No México, afirmou Recaredo Arias, houve contração de 1,7% no volume total de prêmios e a estimativa é que o custo das indenizações relacionadas à pandemia chegue a US$ 400 milhões. Segundo Eduardo Pastor, o setor segurador peruano deve ter uma contração de 6 a 7% em 2020 e, no Chile, o volume de prêmios deve cair entre 1 e 1,1%, de acordo com Miguel Martínez.  

Como reagiu o regulador e o governo?  

Questionados sobre a atuação dos órgãos reguladores durante a pandemia, os participantes afirmaram, de um modo geral, que foi positiva, flexibilizando as normas e fazendo avançar a regulação. No Chile, afirmou Jorge Claude, as exigências para a venda online e as regras de investimento foram flexibilizadas à semelhança do ocorrido na Colômbia, segundo Eduardo Pastor. No Brasil, afirmou o Presidente da CNseg, os reguladores também têm atuado com muita cautela, “apesar da grande pressão sobre o setor”.  

Entretanto, um problema relatado por muitos foi o da “criatividade parlamentar, que busca fazer caridade com o chapéu alheio”, como disse Jorge Claude. Segundo Luis Enrique Bandera, os governos da região agiram com um “grau de populismo perigoso”, aprovando leis e normas que desconsideram os impactos financeiros na indústria de seguros. “Muitos projetos de lei foram mal concebidos e com muitos erros, fazendo as seguradoras terem um grande trabalho de representação”, complementou Miguel Martínez, afirmando, ainda, que na Colômbia houve um “tsunami legislativo”, com o surgimento de cerca de 100 projetos de lei que afetam de forma direta ou indireta o setor. 

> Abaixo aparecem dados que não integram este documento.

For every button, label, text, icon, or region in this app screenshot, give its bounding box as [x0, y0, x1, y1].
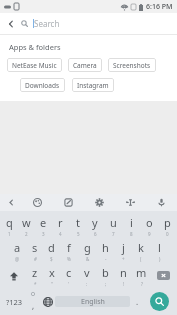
staticText: g [84, 240, 91, 255]
button[interactable]: Backspace [150, 263, 176, 288]
staticText: 2 [25, 231, 28, 237]
staticText: x [49, 265, 55, 280]
staticText: : [86, 281, 88, 287]
button[interactable]: Stickers [53, 194, 84, 211]
button[interactable]: j [114, 238, 132, 263]
button[interactable]: Downloads [20, 78, 65, 92]
staticText: q [6, 215, 13, 230]
button[interactable]: o [140, 213, 158, 238]
staticText: 5 [77, 231, 80, 237]
button[interactable]: Change language [40, 288, 55, 315]
button[interactable]: b [96, 263, 114, 288]
staticText: 8 [130, 231, 133, 237]
button[interactable]: x [43, 263, 60, 288]
staticText: Search [34, 18, 60, 29]
staticText: - [105, 256, 107, 262]
staticText: i [130, 215, 133, 230]
staticText: y [92, 215, 98, 230]
staticText: 4 [59, 231, 62, 237]
button[interactable]: g [78, 238, 96, 263]
button[interactable]: Themes [22, 194, 53, 211]
button[interactable]: Shift [1, 263, 26, 288]
staticText: 6 [94, 231, 97, 237]
button[interactable]: f [60, 238, 78, 263]
staticText: z [32, 265, 38, 280]
staticText: a [14, 240, 21, 255]
button[interactable]: Screenshots [108, 58, 156, 72]
staticText: m [136, 265, 147, 280]
button[interactable]: Camera [68, 58, 102, 72]
staticText: j [122, 240, 125, 255]
button[interactable]: Comma [26, 288, 40, 315]
staticText: ) [159, 256, 161, 262]
button[interactable]: Collapse toolbar [0, 194, 22, 211]
staticText: ; [105, 281, 107, 287]
staticText: ? [141, 281, 143, 287]
staticText: l [158, 240, 161, 255]
button[interactable]: y [86, 213, 104, 238]
button[interactable]: c [60, 263, 78, 288]
staticText: Instagram [77, 81, 109, 90]
staticText: h [102, 240, 109, 255]
staticText: 7 [112, 231, 115, 237]
button[interactable]: ?123 [2, 288, 26, 315]
staticText: b [102, 265, 109, 280]
staticText: 3 [42, 231, 45, 237]
staticText: # [34, 256, 37, 262]
staticText: o [146, 215, 153, 230]
staticText: , [32, 300, 35, 311]
staticText: . [136, 296, 139, 307]
staticText: n [120, 265, 127, 280]
button[interactable]: p [158, 213, 176, 238]
button[interactable]: s [26, 238, 43, 263]
staticText: 9 [148, 231, 151, 237]
button[interactable]: n [114, 263, 132, 288]
button[interactable]: Voice input [146, 194, 177, 211]
staticText: & [86, 256, 90, 262]
staticText: " [51, 281, 53, 287]
button[interactable]: t [69, 213, 86, 238]
button[interactable]: Back [0, 13, 21, 34]
button[interactable]: i [122, 213, 140, 238]
button[interactable]: u [104, 213, 122, 238]
button[interactable]: m [132, 263, 150, 288]
button[interactable]: l [150, 238, 168, 263]
button[interactable]: English [55, 296, 130, 307]
button[interactable]: h [96, 238, 114, 263]
staticText: t [76, 215, 80, 230]
staticText: c [66, 265, 72, 280]
staticText: s [32, 240, 38, 255]
staticText: p [164, 215, 171, 230]
button[interactable]: a [9, 238, 26, 263]
staticText: NetEase Music [12, 61, 57, 70]
staticText: $ [50, 256, 53, 262]
button[interactable]: Text editing [115, 194, 146, 211]
button[interactable]: Period [130, 288, 144, 315]
staticText: 6:16 PM [146, 2, 173, 12]
button[interactable]: Instagram [72, 78, 114, 92]
staticText: @ [15, 256, 20, 262]
staticText: Apps & folders [9, 42, 61, 52]
staticText: ?123 [6, 297, 23, 307]
staticText: k [138, 240, 144, 255]
button[interactable]: Search [144, 288, 175, 315]
staticText: Camera [73, 61, 97, 70]
staticText: ' [68, 281, 70, 287]
staticText: 0 [166, 231, 169, 237]
button[interactable]: r [52, 213, 69, 238]
button[interactable]: d [43, 238, 60, 263]
button[interactable]: e [35, 213, 52, 238]
staticText: v [84, 265, 90, 280]
button[interactable]: z [26, 263, 43, 288]
staticText: * [34, 281, 37, 287]
button[interactable]: q [1, 213, 18, 238]
staticText: w [22, 215, 31, 230]
button[interactable]: k [132, 238, 150, 263]
staticText: ! [123, 281, 125, 287]
button[interactable]: v [78, 263, 96, 288]
button[interactable]: Search [21, 13, 177, 34]
button[interactable]: NetEase Music [7, 58, 62, 72]
staticText: r [58, 215, 63, 230]
button[interactable]: Keyboard settings [84, 194, 115, 211]
button[interactable]: w [18, 213, 35, 238]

E se Martínez já considerava esse número muito elevado, deve ter ficado muito surpreso com os 1.300 citados pelo peruano Eduardo Pastor e com os mais de 3.200 projetos de lei que tramitam no Congresso brasileiro tratando de seguros, como informou Marcio Coriolano, concluindo: “Em todos os países, houve formidável pressão dos parlamentos e judiciários para atropelar os fundamentos mais básicos do seguro para atender a demandas de caráter populista”. Entretanto, segundo ele, as declarações feitas pela FIDES e pela GFIA explicando as limitações do seguro foram de fundamental importância para ajudar o setor segurador brasileiro a “frear um pouco a onda de projetos de lei”.  

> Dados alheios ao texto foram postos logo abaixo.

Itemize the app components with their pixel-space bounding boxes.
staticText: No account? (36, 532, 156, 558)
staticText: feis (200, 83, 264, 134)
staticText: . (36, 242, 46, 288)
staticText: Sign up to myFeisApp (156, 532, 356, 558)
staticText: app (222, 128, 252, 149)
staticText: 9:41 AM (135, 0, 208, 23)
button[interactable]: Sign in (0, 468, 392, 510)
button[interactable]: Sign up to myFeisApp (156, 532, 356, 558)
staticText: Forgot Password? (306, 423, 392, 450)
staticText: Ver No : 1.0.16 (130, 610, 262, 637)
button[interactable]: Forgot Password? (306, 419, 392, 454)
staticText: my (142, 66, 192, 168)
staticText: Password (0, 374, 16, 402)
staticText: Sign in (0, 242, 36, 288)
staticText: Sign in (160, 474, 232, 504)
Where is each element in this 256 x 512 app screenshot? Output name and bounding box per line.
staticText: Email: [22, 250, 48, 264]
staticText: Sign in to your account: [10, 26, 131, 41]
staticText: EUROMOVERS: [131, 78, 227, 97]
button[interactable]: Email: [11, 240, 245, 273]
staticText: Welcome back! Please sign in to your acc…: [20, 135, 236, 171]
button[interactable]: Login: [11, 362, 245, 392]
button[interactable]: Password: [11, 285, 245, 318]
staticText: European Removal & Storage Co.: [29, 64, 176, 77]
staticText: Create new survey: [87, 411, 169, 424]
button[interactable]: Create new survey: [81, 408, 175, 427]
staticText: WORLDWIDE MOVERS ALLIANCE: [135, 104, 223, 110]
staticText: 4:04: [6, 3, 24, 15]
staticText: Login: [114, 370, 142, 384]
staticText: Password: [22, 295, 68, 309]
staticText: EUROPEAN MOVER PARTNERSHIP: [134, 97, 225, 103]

Ações positivas do setor em prol da sociedade 

Outro tema que entrou no debate foram as ações do setor em prol da sociedade. De acordo com o Presidente da GFIA, baseado em pesquisa feita junto aos países membros da Associação, as que mais se destacaram foram as doações para o fortalecimento das infraestruturas hospitalares e a oferta de seguro de vida gratuito para profissionais de saúde que, somente no Chile, alcançou 150 mil pessoas.  

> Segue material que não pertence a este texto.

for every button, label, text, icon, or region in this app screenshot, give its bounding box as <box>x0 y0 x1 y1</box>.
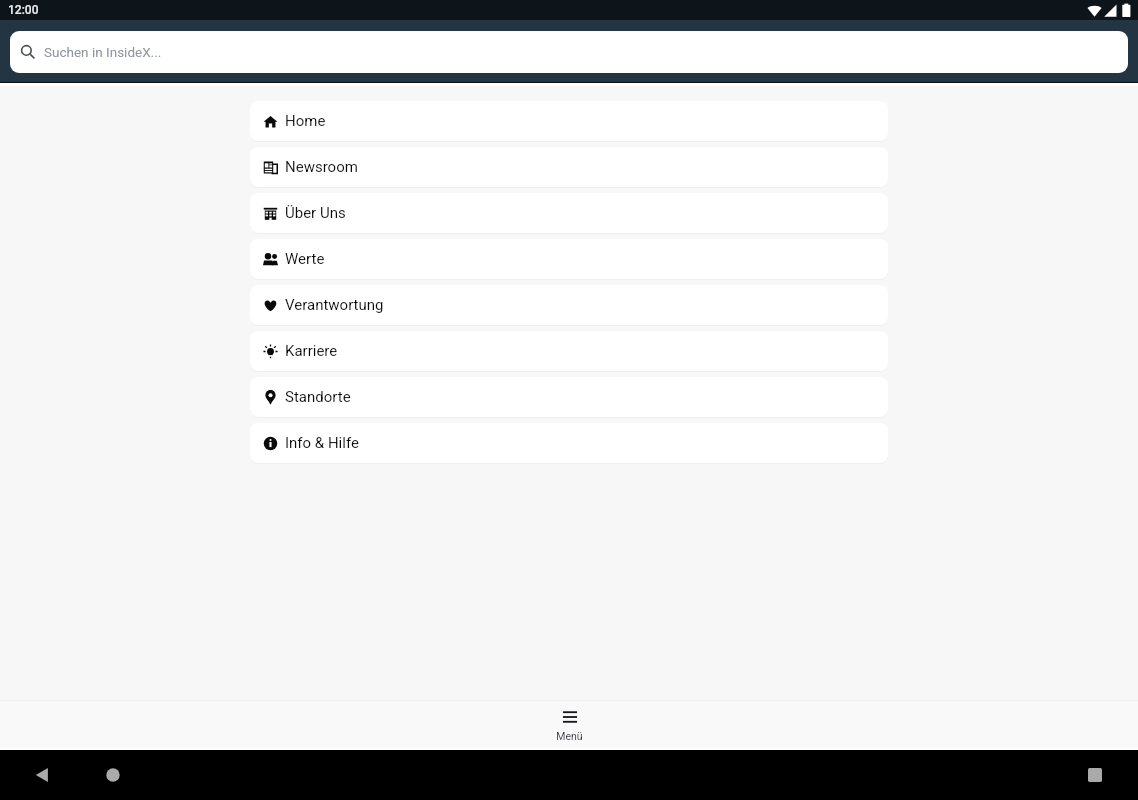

Outro procedimento muito comum relatado foi o de cobertura de sinistros relacionados à pandemia, mesmo quando não previstos em contrato, principalmente nos seguros de vida e de saúde.  

O que fica dessa pandemia?  

Questionados sobre os impactos de longo prazo dessa pandemia, Luis Bandera afirmou que ela rompeu com os sistemas tradicionais de trabalho e com os modelos educacionais, “nos impulsionando em direção a um acelerado processo de digitalização que veio para ficar”, mudando radicalmente a forma com que as pessoas fazem negócios e se relacionam. Concordando com a afirmação do colega, Recaredo Arias afirmou: “É preciso entender que é a tecnologia que agora dita as regras do jogo” e que as mudanças nos próximos sete anos serão maiores que as dos últimos 100 anos. “As empresas de seguro devem estar à frente dessas mudanças no setor para não serem ultrapassadas pelas empresas de tecnologia”, concluiu.  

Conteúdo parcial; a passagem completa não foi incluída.